Today's Nicaragua 70% Cacao Bisiesto* bar was handcrafted by Somerville Chocolate (Somerville, MA). The company describes itself as a bean-to-bar Community Supported Agriculture (CSA)* operation.
For this bar, swaddled in an outer paper wrapper in the form of an historic map, the makers at Somerville Chocolate partnered with Cacao Bisiesto,** an in-country, cacao company in Nicaragua that plays a valuable role in advising farmers on cacao quality and flavor and connecting these growers with craft chocolate makers.
The aroma of this 70% dark Nicaragua bar had well balanced savory, light earth, dense chocolate aroma, and red/citrus fruit flavor that blossomed with the first bite. It had a lingering, satisfying aftertaste with a very slight astringency.
Nicaragua Flavor Profile?
At this point in a single origin chocolate theme week, it's often easy to draw conclusions about an origin, a terroir-influenced flavor profile that might be found across a series of bars from the same country. This is especially true in countries where chocolate makers are buying cacao beans from just one or two farms or plantations. If so, what does a characteristic Nicaragua cacao taste like?
While there are some similarities, there also have been many differences in flavors this week, in part due to the use of different varieties of cacao being used in Nicaragua. A few of the resulting chocolate bars have been relatively high in fruit acidity, and others have been amazingly complex, hitting on almost every major category on a chocolate tasting wheel. The earthiness found in some of these bars has been very appealing. (Nothing like the mold-tinged dirt bars that can keep people off "earth" notes for the rest of their chocolate-tasting days.) Keep us guessing Nicaragua! All of the bars have been quite good in their own right.

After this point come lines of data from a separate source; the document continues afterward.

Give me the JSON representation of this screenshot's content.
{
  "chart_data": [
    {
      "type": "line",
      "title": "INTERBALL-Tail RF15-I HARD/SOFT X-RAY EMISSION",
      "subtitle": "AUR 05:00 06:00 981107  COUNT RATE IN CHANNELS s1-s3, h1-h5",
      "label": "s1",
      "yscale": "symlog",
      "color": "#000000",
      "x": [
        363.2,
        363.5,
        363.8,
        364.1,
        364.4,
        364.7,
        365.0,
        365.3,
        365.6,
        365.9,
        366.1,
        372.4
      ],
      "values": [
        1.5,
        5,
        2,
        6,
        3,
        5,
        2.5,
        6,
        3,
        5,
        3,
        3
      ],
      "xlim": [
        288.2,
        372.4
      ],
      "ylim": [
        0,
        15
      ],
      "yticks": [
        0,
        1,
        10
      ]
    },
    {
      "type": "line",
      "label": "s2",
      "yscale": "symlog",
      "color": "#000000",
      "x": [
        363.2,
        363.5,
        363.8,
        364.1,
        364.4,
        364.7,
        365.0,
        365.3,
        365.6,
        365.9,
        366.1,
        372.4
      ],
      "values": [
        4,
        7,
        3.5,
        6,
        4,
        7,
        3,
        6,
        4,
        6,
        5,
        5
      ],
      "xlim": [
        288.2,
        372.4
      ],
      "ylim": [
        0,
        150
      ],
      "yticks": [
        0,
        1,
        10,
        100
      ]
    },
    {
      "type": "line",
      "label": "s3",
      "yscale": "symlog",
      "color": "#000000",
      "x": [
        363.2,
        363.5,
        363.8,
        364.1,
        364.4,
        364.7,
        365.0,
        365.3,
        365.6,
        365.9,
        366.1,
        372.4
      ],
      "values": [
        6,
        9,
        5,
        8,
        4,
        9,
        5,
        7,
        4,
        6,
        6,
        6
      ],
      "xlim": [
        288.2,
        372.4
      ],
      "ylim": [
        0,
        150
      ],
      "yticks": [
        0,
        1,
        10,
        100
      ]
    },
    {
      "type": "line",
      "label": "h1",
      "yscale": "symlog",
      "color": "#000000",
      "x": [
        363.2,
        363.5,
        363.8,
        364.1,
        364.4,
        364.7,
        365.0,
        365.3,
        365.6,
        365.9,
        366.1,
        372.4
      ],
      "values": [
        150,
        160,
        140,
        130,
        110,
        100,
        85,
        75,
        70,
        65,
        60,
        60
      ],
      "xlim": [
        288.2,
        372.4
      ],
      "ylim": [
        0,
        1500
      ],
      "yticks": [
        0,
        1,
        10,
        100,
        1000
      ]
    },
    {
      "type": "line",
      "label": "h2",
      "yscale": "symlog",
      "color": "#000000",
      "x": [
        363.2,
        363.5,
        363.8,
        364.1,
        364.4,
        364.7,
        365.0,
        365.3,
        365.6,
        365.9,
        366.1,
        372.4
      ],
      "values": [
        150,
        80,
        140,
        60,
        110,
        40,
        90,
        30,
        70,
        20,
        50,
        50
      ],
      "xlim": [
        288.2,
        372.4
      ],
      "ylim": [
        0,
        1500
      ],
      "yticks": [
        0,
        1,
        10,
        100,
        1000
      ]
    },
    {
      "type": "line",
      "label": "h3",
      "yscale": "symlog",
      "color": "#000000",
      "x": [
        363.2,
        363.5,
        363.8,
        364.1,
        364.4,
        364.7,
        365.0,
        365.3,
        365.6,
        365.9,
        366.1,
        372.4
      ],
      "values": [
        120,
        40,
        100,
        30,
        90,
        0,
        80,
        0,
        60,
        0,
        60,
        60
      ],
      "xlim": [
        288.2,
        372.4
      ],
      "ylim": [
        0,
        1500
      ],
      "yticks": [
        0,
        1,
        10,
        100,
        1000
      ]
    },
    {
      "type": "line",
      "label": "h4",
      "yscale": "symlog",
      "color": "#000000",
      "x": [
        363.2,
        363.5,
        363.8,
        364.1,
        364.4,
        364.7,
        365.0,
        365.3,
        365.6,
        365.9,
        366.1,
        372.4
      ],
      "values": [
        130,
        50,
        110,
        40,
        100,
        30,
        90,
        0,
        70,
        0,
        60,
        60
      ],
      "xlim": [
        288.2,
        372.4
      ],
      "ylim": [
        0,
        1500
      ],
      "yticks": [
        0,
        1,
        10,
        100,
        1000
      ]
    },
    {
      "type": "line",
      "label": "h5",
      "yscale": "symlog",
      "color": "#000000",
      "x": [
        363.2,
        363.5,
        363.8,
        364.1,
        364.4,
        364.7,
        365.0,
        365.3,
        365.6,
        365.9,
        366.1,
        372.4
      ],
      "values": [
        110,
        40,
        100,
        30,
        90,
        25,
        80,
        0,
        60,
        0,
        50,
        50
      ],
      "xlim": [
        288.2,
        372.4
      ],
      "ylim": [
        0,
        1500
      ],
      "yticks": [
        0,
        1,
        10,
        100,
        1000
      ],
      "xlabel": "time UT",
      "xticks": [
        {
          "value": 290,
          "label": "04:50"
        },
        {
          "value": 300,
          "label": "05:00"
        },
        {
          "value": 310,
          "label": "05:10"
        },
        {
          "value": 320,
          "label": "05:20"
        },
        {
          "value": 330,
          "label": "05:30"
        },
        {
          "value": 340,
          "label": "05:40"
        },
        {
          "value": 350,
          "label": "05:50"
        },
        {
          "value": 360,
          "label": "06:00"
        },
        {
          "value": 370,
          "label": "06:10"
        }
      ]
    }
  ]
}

*A CSA often helps support farmers by giving them some renumeration before or during a growing season (in advance of a harvest). And in turn the farmer(s) provide goods/produce to the organization. Community Supported Agriculture also serves as a way to buy local food directly from a farmer.
**Cacao Bisiesto is a small cacao company based in La Dalia, Nicaragua. (The company was founded on leap year (bisiesto) day, February 29.) Founders José Enrique Herrera and Gifford Laube, with backgrounds that include agronomy and agriculture management, have developed respectful relationships with local independent farmers in Central America and have offered assistance to them on fermentation, cacao tree management and other techniques. They help connect these farmers with craft chocolate makers, who in turn are willing to pay farmers a higher price for higher-quality cacao.